Paul A. Rahe | |
Birth Place: | United States |
Nationality: | American |
Alma Mater: | Yale University (BA) (PhD)Wadham College, Oxford (BA) |
Occupation: | Historian, author, writer, professor |
Paul Anthony Rahe (born December 18, 1948) is an American classicist, historian, writer and professor of history at Hillsdale College.[1] [2] He taught at Yale University, Cornell University, Franklin and Marshall College, and the University of Tulsa before taking up his present position.
Rahe comments with some frequency on political matters[3] and blogs with some regularity for Ricochet.[4]
Rahe received a B.A. in history from Yale University in 1971, where he graduated Phi Beta Kappa. He then read Literae Humaniores at Wadham College, Oxford on a Rhodes scholarship, receiving a B.A. in 1974. He received his PhD in history at Yale University in 1977. His political positions are conservative.
He has published scholarly articles in The American Journal of Philology, Historia: Zeitschrift fur Alte Geschichte, The American Journal of Archaeology, The American Historical Review, Ciceroniana, The Review of Politics, The Political Science Reviewer, The Journal of Business and Professional Ethics, The Journal of the Historical Society, Security Studies, The History of Political Thought, Social Philosophy & Policy, 1650–1850: Ideas, Inquiries, and Aesthetics in the Early Modern Era, History of European Ideas, The Catholic Social Science Review, Citizens and Statesmen, Reason Papers, and The Journal of Policy History, and he has contributed articles of general interest and book reviews to The American Spectator, Humanities, The Wilson Quarterly, The American Oxonian, The National Interest, Commentary, The American Interest, Reason, The American Scholar, The Claremont Review of Books,[5] National Review, National Review Online, The Washington Times, and The Wall Street Journal. He is currently working on a book tentatively entitled The Grand Strategy of Classical Sparta: The Athenian Challenge.

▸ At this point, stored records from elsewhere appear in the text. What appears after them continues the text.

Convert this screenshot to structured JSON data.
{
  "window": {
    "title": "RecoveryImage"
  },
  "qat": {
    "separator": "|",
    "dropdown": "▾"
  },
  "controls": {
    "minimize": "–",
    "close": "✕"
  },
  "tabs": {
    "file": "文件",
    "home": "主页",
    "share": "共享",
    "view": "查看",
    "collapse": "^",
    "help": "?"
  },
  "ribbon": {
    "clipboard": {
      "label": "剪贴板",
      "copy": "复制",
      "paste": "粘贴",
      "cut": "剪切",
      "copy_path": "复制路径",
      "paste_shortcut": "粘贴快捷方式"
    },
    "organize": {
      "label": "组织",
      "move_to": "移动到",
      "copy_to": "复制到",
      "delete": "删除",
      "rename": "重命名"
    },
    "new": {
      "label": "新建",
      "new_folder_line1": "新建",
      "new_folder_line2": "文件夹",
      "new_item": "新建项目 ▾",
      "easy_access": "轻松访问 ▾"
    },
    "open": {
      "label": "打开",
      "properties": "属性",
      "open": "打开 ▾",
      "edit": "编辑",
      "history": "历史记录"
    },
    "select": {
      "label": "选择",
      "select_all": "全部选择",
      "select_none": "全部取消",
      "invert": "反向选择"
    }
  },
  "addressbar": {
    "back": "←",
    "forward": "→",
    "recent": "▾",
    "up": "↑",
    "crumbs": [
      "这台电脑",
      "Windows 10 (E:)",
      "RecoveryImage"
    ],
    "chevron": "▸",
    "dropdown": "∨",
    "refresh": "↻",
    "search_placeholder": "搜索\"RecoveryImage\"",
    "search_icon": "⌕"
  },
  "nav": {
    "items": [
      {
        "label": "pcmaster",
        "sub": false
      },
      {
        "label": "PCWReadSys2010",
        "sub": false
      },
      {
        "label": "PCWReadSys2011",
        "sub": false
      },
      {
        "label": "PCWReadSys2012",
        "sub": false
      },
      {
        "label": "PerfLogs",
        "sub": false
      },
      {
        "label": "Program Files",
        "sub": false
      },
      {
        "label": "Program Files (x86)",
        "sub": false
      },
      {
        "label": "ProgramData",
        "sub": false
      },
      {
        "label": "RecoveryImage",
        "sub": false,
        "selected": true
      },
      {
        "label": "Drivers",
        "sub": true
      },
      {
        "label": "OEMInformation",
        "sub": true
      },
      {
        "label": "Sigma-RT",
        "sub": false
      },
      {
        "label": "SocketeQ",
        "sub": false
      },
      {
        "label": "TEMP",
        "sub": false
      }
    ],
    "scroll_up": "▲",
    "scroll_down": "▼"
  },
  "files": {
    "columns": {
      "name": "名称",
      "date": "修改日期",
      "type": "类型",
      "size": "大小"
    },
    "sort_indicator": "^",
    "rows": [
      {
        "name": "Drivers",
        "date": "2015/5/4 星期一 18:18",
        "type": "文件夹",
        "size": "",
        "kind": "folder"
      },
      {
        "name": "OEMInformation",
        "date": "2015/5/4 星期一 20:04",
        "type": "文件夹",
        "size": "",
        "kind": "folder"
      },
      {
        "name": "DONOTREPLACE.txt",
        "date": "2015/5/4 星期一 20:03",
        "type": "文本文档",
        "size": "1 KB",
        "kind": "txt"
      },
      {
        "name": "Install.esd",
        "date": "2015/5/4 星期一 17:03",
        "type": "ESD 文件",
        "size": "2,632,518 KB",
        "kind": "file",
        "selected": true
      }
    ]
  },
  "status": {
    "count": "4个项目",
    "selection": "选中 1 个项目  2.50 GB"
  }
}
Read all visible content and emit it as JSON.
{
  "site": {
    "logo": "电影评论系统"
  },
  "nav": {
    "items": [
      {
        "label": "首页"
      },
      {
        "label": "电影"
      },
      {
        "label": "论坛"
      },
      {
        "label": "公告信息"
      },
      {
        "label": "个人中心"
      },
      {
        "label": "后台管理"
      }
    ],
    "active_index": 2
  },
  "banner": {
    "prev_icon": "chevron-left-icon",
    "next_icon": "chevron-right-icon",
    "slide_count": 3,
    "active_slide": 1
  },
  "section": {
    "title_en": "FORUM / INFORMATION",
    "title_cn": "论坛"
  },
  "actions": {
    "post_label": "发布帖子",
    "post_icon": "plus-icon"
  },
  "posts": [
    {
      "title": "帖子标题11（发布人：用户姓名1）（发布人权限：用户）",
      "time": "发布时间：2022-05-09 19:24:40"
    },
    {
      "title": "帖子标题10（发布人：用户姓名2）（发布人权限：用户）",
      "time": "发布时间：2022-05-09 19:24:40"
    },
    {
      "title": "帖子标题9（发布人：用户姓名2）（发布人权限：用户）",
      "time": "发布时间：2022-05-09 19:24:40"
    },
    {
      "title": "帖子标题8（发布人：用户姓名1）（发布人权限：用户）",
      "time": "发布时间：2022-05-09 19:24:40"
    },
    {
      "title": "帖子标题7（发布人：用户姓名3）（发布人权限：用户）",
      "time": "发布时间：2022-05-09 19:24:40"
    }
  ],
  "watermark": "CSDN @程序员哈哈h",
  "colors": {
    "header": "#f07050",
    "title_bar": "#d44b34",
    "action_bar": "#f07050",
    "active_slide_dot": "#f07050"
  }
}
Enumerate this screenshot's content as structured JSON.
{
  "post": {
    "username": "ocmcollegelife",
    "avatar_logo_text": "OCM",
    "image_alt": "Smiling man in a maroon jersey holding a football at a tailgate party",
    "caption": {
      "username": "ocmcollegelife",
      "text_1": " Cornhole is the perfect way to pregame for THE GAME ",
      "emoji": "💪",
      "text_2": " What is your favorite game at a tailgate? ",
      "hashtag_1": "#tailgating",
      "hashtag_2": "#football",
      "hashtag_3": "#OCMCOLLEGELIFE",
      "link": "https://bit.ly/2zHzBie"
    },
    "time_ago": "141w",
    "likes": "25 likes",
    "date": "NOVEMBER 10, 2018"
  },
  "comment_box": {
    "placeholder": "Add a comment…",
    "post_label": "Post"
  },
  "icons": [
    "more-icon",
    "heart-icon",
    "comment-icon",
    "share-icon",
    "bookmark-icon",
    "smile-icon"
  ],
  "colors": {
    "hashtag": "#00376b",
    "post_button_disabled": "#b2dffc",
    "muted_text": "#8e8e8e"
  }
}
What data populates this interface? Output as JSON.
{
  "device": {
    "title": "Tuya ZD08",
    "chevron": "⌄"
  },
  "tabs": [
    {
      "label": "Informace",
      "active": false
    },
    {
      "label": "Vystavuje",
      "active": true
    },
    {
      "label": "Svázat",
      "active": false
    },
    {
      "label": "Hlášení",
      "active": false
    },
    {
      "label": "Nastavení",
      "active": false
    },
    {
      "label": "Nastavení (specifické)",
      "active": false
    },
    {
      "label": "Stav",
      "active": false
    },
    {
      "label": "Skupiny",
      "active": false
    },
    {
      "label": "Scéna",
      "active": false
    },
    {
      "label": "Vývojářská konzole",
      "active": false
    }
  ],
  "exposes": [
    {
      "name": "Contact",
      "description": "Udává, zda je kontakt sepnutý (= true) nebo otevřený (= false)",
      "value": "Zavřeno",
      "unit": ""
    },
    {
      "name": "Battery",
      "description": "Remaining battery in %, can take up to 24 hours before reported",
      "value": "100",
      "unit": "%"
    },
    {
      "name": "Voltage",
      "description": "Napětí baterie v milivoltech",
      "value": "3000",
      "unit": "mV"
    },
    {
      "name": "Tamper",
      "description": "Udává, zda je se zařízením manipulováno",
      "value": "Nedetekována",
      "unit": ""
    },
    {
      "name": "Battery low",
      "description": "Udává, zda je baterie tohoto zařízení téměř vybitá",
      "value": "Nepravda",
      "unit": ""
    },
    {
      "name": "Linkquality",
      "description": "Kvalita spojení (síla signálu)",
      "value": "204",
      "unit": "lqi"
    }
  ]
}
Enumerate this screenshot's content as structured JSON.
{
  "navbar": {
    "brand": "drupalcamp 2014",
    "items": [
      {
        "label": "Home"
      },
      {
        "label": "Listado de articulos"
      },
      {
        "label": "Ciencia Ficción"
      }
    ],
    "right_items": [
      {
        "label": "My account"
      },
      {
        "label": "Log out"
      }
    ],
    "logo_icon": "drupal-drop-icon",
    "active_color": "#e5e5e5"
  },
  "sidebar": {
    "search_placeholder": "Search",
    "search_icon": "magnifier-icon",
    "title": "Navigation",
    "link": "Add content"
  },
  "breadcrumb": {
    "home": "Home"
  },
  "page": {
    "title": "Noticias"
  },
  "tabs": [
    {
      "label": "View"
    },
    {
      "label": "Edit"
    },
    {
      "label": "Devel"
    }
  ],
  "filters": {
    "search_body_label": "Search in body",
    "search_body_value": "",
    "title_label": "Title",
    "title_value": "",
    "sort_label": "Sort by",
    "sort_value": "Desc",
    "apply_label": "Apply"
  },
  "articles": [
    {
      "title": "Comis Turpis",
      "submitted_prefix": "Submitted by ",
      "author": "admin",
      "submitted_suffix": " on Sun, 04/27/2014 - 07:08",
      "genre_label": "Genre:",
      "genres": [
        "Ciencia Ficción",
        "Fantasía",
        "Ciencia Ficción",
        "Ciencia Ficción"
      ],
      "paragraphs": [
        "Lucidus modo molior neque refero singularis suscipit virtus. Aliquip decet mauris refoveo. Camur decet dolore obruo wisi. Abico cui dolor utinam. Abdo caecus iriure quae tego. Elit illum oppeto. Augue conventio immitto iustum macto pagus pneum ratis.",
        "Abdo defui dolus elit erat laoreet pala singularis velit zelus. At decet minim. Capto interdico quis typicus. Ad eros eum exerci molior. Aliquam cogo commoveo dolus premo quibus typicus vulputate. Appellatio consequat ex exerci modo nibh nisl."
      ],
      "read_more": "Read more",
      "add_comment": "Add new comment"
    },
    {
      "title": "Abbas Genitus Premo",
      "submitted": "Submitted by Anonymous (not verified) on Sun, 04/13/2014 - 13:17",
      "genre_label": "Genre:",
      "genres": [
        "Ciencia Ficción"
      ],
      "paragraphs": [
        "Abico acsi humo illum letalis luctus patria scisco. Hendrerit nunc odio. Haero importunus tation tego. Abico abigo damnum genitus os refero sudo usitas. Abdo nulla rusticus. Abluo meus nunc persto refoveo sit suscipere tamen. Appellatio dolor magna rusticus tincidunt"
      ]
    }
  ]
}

Rahe was a Rhodes Scholar at Oxford and has been awarded fellowships by the Center for Hellenic Studies, The National Humanities Center, the Institute of Current World Affairs, the John M. Olin Foundation, the Center for the History of Freedom at Washington University, the National Endowment for the Humanities, the Woodrow Wilson International Center for Scholars, Clair Hall at Cambridge University, All Souls College at Oxford University, The American Academy in Berlin, the Social Philosophy and Policy Center at Bowling Green University, and the Hoover Institution.[6] In 2006, the French Historical Society awarded him the Koren Prize for the Best Article Published in French History in 2005.